An 80-year-old woman had a 10-year history of thrombocytopenia, which recently progressed to pancytopenia, with diffuse adenopathy, and splenomegaly. Serum protein electrophoresis detected immunoglobulin G-κ paraprotein. The peripheral blood smear showed rare atypical lymphocytes with cytoplasmic projections (panel A; Giemsa stain, 100× objective). Monocytopenia was apparent. The bone marrow biopsy was hypercellular with abnormal lymphocytic infiltrate (panel B; hematoxylin and eosin stain, ×40 objective) expressing CD20 (panel C; CD20 stain, 20× objective) and CD25, CD103, CD123, annexin, and BRAF-V600E (panel D; BRAF-V600E stain, 40× objective), supporting the diagnosis of hairy cell leukemia (HCL). Cyclin D1 (panel E; cyclin D1 stain, 40× objective) was weakly and variably expressed by HCL cells, but also strongly stained plasma cells (10%-15%), corresponding with CD138+ cells (panel F; CD138 stain, 20× objective). Bone marrow flow cytometry showed a monoclonal B-cell population (14%) expressing CD20 (bright), CD200 (dim), and surface κ light chain, as well as CD138 (bright), light-chain indeterminate plasma cells (6%). Fluorescence in situ hybridization testing was positive for IGH::CCND1 translocation, correlating with the strong cyclin D1 expression in the plasma cells.

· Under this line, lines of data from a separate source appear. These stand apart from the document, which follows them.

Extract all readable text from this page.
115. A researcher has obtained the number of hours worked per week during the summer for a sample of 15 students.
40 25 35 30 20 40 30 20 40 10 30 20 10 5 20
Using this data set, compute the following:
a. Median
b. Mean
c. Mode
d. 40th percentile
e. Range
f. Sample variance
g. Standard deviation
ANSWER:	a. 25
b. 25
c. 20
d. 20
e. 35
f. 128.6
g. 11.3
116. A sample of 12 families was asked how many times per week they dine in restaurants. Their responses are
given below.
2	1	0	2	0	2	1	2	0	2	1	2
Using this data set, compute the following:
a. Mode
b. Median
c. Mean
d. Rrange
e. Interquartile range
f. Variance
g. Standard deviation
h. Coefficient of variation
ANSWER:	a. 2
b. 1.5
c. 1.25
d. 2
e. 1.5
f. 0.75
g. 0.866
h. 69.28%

HCL in this case was incidental because flow cytometry did not include an expanded marker panel. The presence of the CCND1 rearrangement and serum monoclonal paraprotein suggest a plasma cell neoplasm (PCN); however, the dominant finding (explaining the patient’s pancytopenia) is HCL. Complete morphologic and immunophenotypic evaluation is important to accurately differentiate between overlapping features of PCN and HCL.